I just had to do one more thing before putting Jack down for a nap, and he went ahead and did it himself.
Riding in the summer means, hosing off your hot horse. This has shot right up the list of Ava's favorite things.
Finn's finally big enough to use Max's old scooter.
Pants are optional, helmets are not.
And then I moved on to this cheetah.
Someday I want to be an artist. The problem is, sometimes I can draw things and sometimes I can't. Like if you just asked me to draw something right now, chances are it would look pretty horrible. Other times, I can just feel it and it pours right out onto the page. When that happens I feel really happy.
Something is wrong with my child. I found him reading his math textbook before bed just for fun.
One day I found a half eaten hot dog bun in my bed.
I put Jack on the trampoline when no one was looking. He thought it was ok, but his favorite part was the ball.
He is so cute in his diaper. We're all pretty much in head over heels love with him.
His two little bottom teeth are in and now one of his top ones has broken through.
He has started to crawl and I feed him every bottle fighting the urge to squeeze him until his eyes pop out because I know this baby window is closing and it's killing me.
He goes to bed about 8pm and wakes up once, usually around 4 or 5am to have a bottle and go back to bed. If he goes all night, He'll wake around 6:30am ready to party.
He has an adorable, easy laugh. He is good natured and not completely scared of strangers, unlike some of his predecessors.
He bops whenever he hears music.
He loves to eat and loves new food. He would feed himself a lot more if I'd let him. Because as you might have guessed, I'm not exactly super excited by all of this growing up nonsense and I may be holding on too tight to some of milestones I'm not ready to give up.
So we go along, loving our little baby guy and trying to keep him out of trouble.
But then, then, he had the audacity to do this.
One morning I went in to get him up and he was sitting!
So now he can scoot all around the house on his tummy and then use his chubby little hands to push himself up to sitting. Before I know it he'll be toddling off to college. I can't even think about it.
This is why it's good that I blog. It's a way to talk some sense into myself. After writing all of that, it's clear that I don't need a brain to know that whatever I've had to give up to have these little people in my life has been completely worth it.
4 comments:
Love you, Elise!
Someone posted this on Facebook.
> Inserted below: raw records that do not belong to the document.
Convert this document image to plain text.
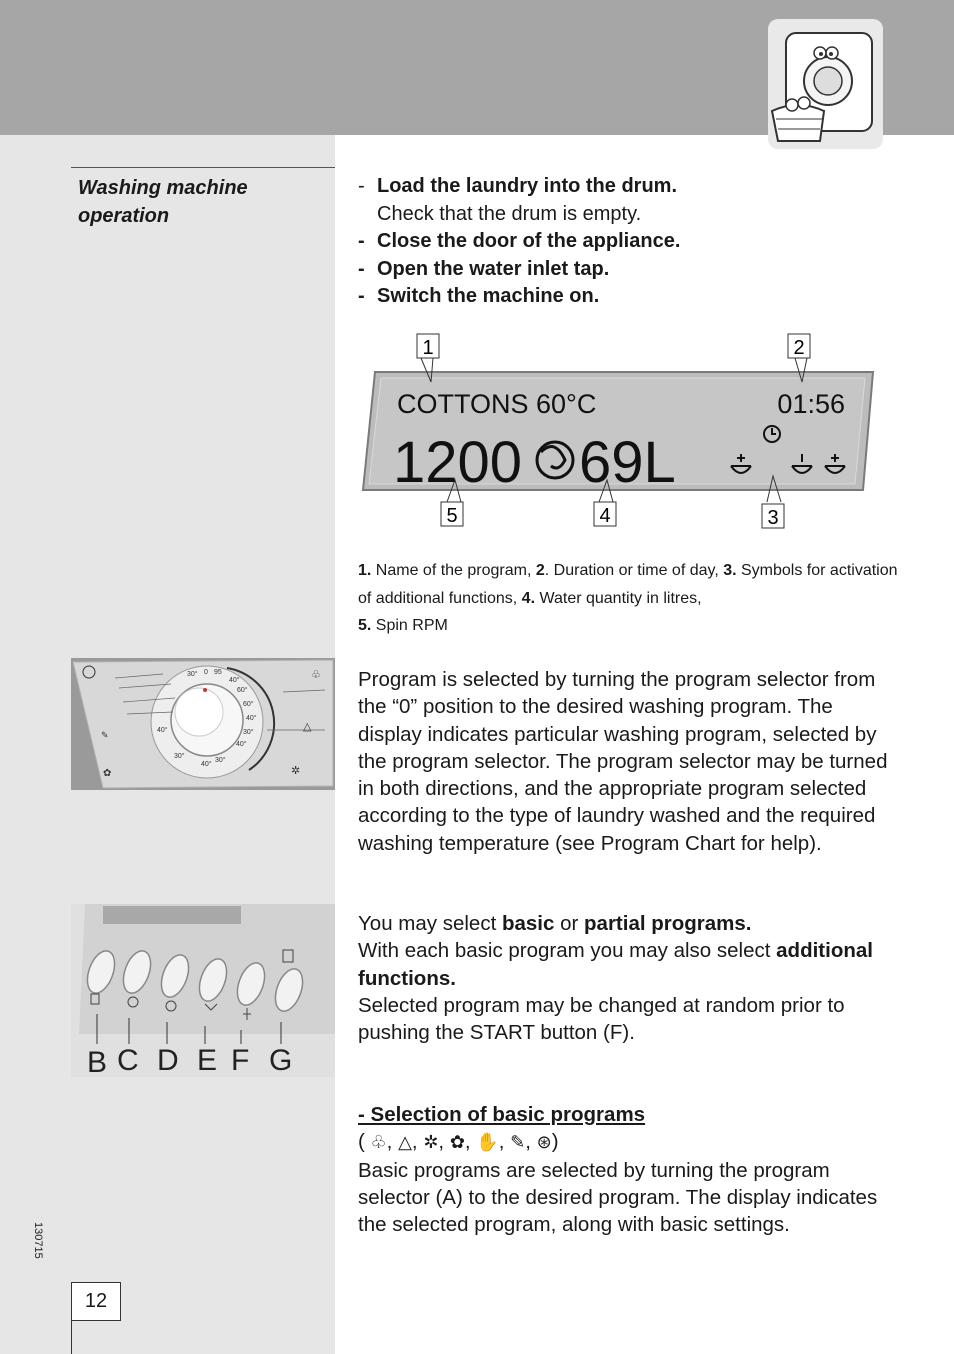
Washing machine
operation
- Load the laundry into the drum.
Check that the drum is empty.
- Close the door of the appliance.
- Open the water inlet tap.
- Switch the machine on.
1	2
3
4
5
COTTONS 60°C	01:56
1200 69L
1. Name of the program, 2. Duration or time of day, 3. Symbols for activation of additional functions, 4. Water quantity in litres,
5. Spin RPM
30° 0 95
40°
60°
60°
40°
30°
40°
30°
40°
30°
40°
✎
✿	✲
△
♧
B C D E F G
Program is selected by turning the program selector from the “0” position to the desired washing program. The display indicates particular washing program, selected by the program selector. The program selector may be turned in both directions, and the appropriate program selected according to the type of laundry washed and the required washing temperature (see Program Chart for help).
You may select basic or partial programs.
With each basic program you may also select additional functions.
Selected program may be changed at random prior to pushing the START button (F).
- Selection of basic programs
( ♧, △, ✲, ✿, ✋, ✎, ⊛)
Basic programs are selected by turning the program selector (A) to the desired program. The display indicates the selected program, along with basic settings.
130715
12
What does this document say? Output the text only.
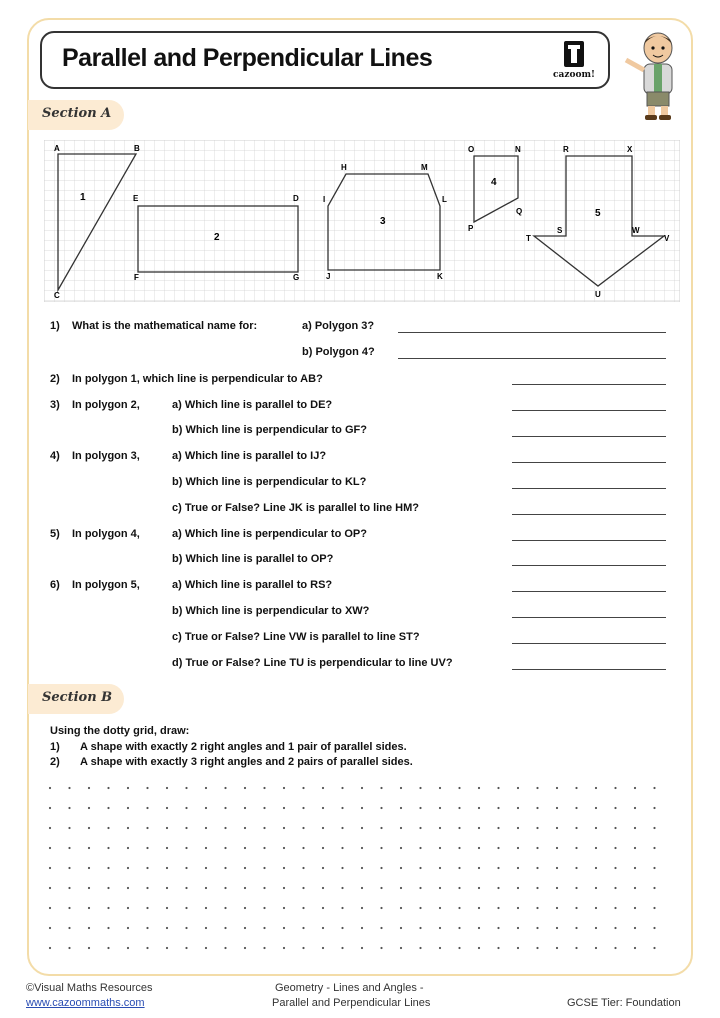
Parallel and Perpendicular Lines
cazoom!
Section A
1
2
3
4
5
A	B
C
D
E
F	G
H
I
J	K
L
M
N
O
P
Q
R
S
T
U
V
W
X
1) What is the mathematical name for:	a) Polygon 3?
b) Polygon 4?
2) In polygon 1, which line is perpendicular to AB?
3) In polygon 2,	a) Which line is parallel to DE?
b) Which line is perpendicular to GF?
4) In polygon 3,	a) Which line is parallel to IJ?
b) Which line is perpendicular to KL?
c) True or False? Line JK is parallel to line HM?
5) In polygon 4,	a) Which line is perpendicular to OP?
b) Which line is parallel to OP?
6) In polygon 5,	a) Which line is parallel to RS?
b) Which line is perpendicular to XW?
c) True or False? Line VW is parallel to line ST?
d) True or False? Line TU is perpendicular to line UV?
Section B
Using the dotty grid, draw:
1) A shape with exactly 2 right angles and 1 pair of parallel sides.
2) A shape with exactly 3 right angles and 2 pairs of parallel sides.
©Visual Maths Resources
www.cazoommaths.com
Geometry - Lines and Angles -
Parallel and Perpendicular Lines	GCSE Tier: Foundation
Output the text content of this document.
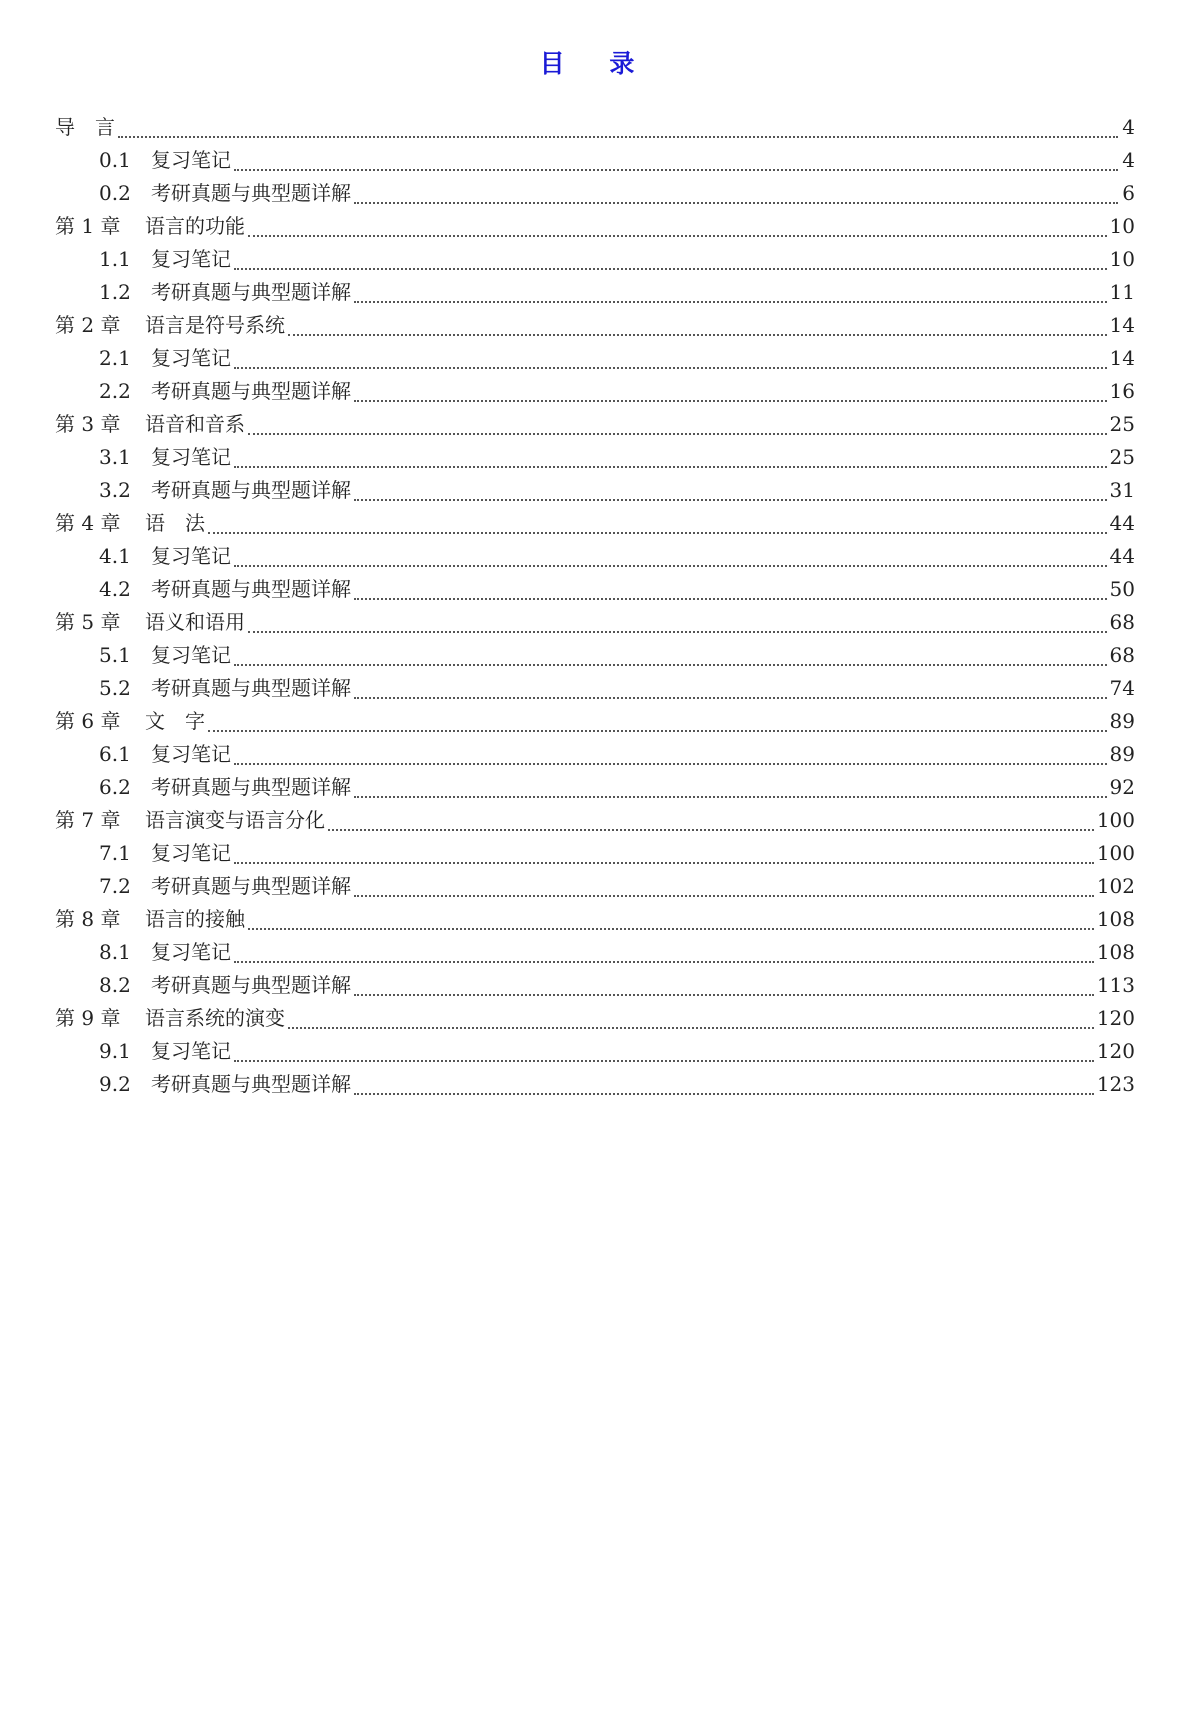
目 录
导　言	4
0.1	复习笔记	4
0.2	考研真题与典型题详解	6
第 1 章	语言的功能	10
1.1	复习笔记	10
1.2	考研真题与典型题详解	11
第 2 章	语言是符号系统	14
2.1	复习笔记	14
2.2	考研真题与典型题详解	16
第 3 章	语音和音系	25
3.1	复习笔记	25
3.2	考研真题与典型题详解	31
第 4 章	语　法	44
4.1	复习笔记	44
4.2	考研真题与典型题详解	50
第 5 章	语义和语用	68
5.1	复习笔记	68
5.2	考研真题与典型题详解	74
第 6 章	文　字	89
6.1	复习笔记	89
6.2	考研真题与典型题详解	92
第 7 章	语言演变与语言分化	100
7.1	复习笔记	100
7.2	考研真题与典型题详解	102
第 8 章	语言的接触	108
8.1	复习笔记	108
8.2	考研真题与典型题详解	113
第 9 章	语言系统的演变	120
9.1	复习笔记	120
9.2	考研真题与典型题详解	123
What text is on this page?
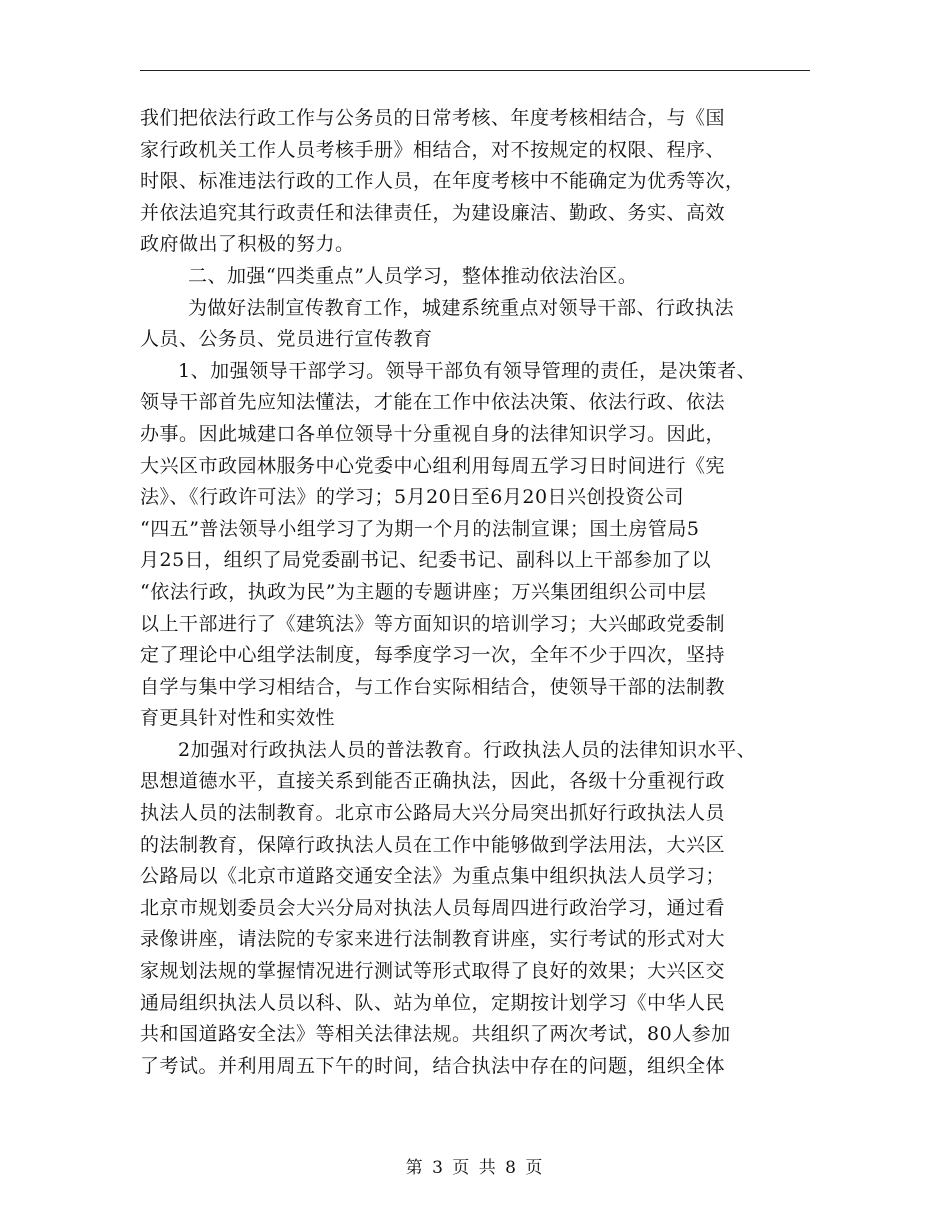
我们把依法行政工作与公务员的日常考核、年度考核相结合，与《国
家行政机关工作人员考核手册》相结合，对不按规定的权限、程序、
时限、标准违法行政的工作人员，在年度考核中不能确定为优秀等次，
并依法追究其行政责任和法律责任，为建设廉洁、勤政、务实、高效
政府做出了积极的努力。
二、加强“四类重点”人员学习，整体推动依法治区。
为做好法制宣传教育工作，城建系统重点对领导干部、行政执法
人员、公务员、党员进行宣传教育
1、加强领导干部学习。领导干部负有领导管理的责任，是决策者、
领导干部首先应知法懂法，才能在工作中依法决策、依法行政、依法
办事。因此城建口各单位领导十分重视自身的法律知识学习。因此，
大兴区市政园林服务中心党委中心组利用每周五学习日时间进行《宪
法》、《行政许可法》的学习；5月20日至6月20日兴创投资公司
“四五”普法领导小组学习了为期一个月的法制宣课；国土房管局5
月25日，组织了局党委副书记、纪委书记、副科以上干部参加了以
“依法行政，执政为民”为主题的专题讲座；万兴集团组织公司中层
以上干部进行了《建筑法》等方面知识的培训学习；大兴邮政党委制
定了理论中心组学法制度，每季度学习一次，全年不少于四次，坚持
自学与集中学习相结合，与工作台实际相结合，使领导干部的法制教
育更具针对性和实效性
2加强对行政执法人员的普法教育。行政执法人员的法律知识水平、
思想道德水平，直接关系到能否正确执法，因此，各级十分重视行政
执法人员的法制教育。北京市公路局大兴分局突出抓好行政执法人员
的法制教育，保障行政执法人员在工作中能够做到学法用法，大兴区
公路局以《北京市道路交通安全法》为重点集中组织执法人员学习；
北京市规划委员会大兴分局对执法人员每周四进行政治学习，通过看
录像讲座，请法院的专家来进行法制教育讲座，实行考试的形式对大
家规划法规的掌握情况进行测试等形式取得了良好的效果；大兴区交
通局组织执法人员以科、队、站为单位，定期按计划学习《中华人民
共和国道路安全法》等相关法律法规。共组织了两次考试，80人参加
了考试。并利用周五下午的时间，结合执法中存在的问题，组织全体
第 3 页 共 8 页
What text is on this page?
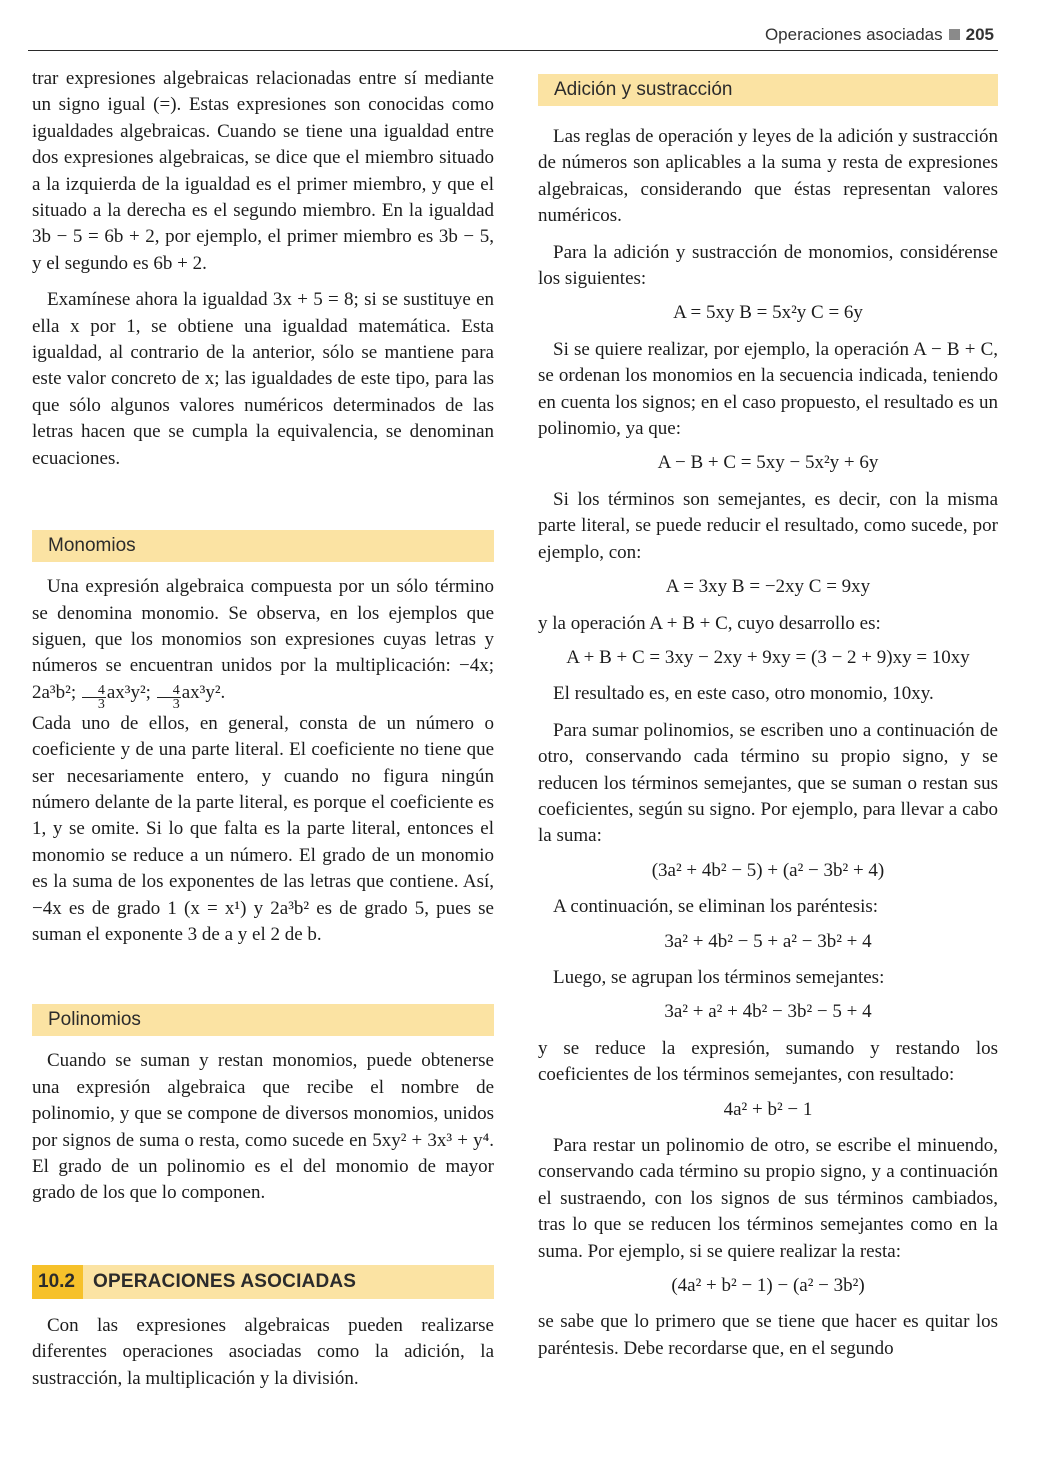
Operaciones asociadas 205

trar expresiones algebraicas relacionadas entre sí mediante un signo igual (=). Estas expresiones son conocidas como igualdades algebraicas. Cuando se tiene una igualdad entre dos expresiones algebraicas, se dice que el miembro situado a la izquierda de la igualdad es el primer miembro, y que el situado a la derecha es el segundo miembro. En la igualdad 3b − 5 = 6b + 2, por ejemplo, el primer miembro es 3b − 5, y el segundo es 6b + 2.

Examínese ahora la igualdad 3x + 5 = 8; si se sustituye en ella x por 1, se obtiene una igualdad matemática. Esta igualdad, al contrario de la anterior, sólo se mantiene para este valor concreto de x; las igualdades de este tipo, para las que sólo algunos valores numéricos determinados de las letras hacen que se cumpla la equivalencia, se denominan ecuaciones.

Monomios

Una expresión algebraica compuesta por un sólo término se denomina monomio. Se observa, en los ejemplos que siguen, que los monomios son expresiones cuyas letras y números se encuentran unidos por la multiplicación: −4x; 2a³b²; $\frac{4}{3} ax^3y^2$; $\frac{4}{3} ax^3y^2$.

Cada uno de ellos, en general, consta de un número o coeficiente y de una parte literal. El coeficiente no tiene que ser necesariamente entero, y cuando no figura ningún número delante de la parte literal, es porque el coeficiente es 1, y se omite. Si lo que falta es la parte literal, entonces el monomio se reduce a un número. El grado de un monomio es la suma de los exponentes de las letras que contiene. Así, −4x es de grado 1 (x = x¹) y 2a³b² es de grado 5, pues se suman el exponente 3 de a y el 2 de b.

Polinomios

Cuando se suman y restan monomios, puede obtenerse una expresión algebraica que recibe el nombre de polinomio, y que se compone de diversos monomios, unidos por signos de suma o resta, como sucede en 5xy² + 3x³ + y⁴. El grado de un polinomio es el del monomio de mayor grado de los que lo componen.

10.2 OPERACIONES ASOCIADAS

Con las expresiones algebraicas pueden realizarse diferentes operaciones asociadas como la adición, la sustracción, la multiplicación y la división.

Adición y sustracción

Las reglas de operación y leyes de la adición y sustracción de números son aplicables a la suma y resta de expresiones algebraicas, considerando que éstas representan valores numéricos.

Para la adición y sustracción de monomios, considérense los siguientes:

A = 5xy B = 5x²y C = 6y

Si se quiere realizar, por ejemplo, la operación A − B + C, se ordenan los monomios en la secuencia indicada, teniendo en cuenta los signos; en el caso propuesto, el resultado es un polinomio, ya que:

A − B + C = 5xy − 5x²y + 6y

Si los términos son semejantes, es decir, con la misma parte literal, se puede reducir el resultado, como sucede, por ejemplo, con:

A = 3xy B = −2xy C = 9xy

y la operación A + B + C, cuyo desarrollo es:

A + B + C = 3xy − 2xy + 9xy = (3 − 2 + 9)xy = 10xy

El resultado es, en este caso, otro monomio, 10xy.

Para sumar polinomios, se escriben uno a continuación de otro, conservando cada término su propio signo, y se reducen los términos semejantes, que se suman o restan sus coeficientes, según su signo. Por ejemplo, para llevar a cabo la suma:

(3a² + 4b² − 5) + (a² − 3b² + 4)

A continuación, se eliminan los paréntesis:

3a² + 4b² − 5 + a² − 3b² + 4

Luego, se agrupan los términos semejantes:

3a² + a² + 4b² − 3b² − 5 + 4

y se reduce la expresión, sumando y restando los coeficientes de los términos semejantes, con resultado:

4a² + b² − 1

Para restar un polinomio de otro, se escribe el minuendo, conservando cada término su propio signo, y a continuación el sustraendo, con los signos de sus términos cambiados, tras lo que se reducen los términos semejantes como en la suma. Por ejemplo, si se quiere realizar la resta:

(4a² + b² − 1) − (a² − 3b²)

se sabe que lo primero que se tiene que hacer es quitar los paréntesis. Debe recordarse que, en el segundo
It's too long to bother reading, and it's posted on that awful celebrity website, but some doctor is studying what he calls, Postnatal Depletion. "On average, a mom’s brain shrinks 5% in the prenatal period, as it supports the growth of the baby (much of the brain is fat) and is re-engineered for parenthood. He has spent the majority of his career witnessing this syndrome, which he calls Postnatal Depletion, first-hand, watching as women fail—hormonally, nutritionally, and emotionally—to get back on their feet after the baby comes." http://goop.com/postnatal-depletion-even-10-years-later/
Not that it should make you feel better, probably won't, but if there's an ounce of truth to it, apparently the brain has to gain back what it's lost. Sounds about right. Or something. I really don't know because I'm at a loss myself, these days.
You have a beautiful life and family! I love reading your stories. I thought of you this week at the temple. I was doing initiatories and was grateful for the blessing that is specific to the mind. Like you need one more thing to to do...but I do love that blessing.
Oh, thank you both! Rachel, I am comforted knowing this is actually a thing! Even if I may never regain my brain :/ And thanks for reminding me of that, Wendy. I've felt a pull to get to the temple lately and now I'm going to make sure I get some initiatories done so I can hear it all again.
I love you. I love your family. I love seeing your pictures. I love this Jack character I've never met. I love your wit and humor. I loved this post.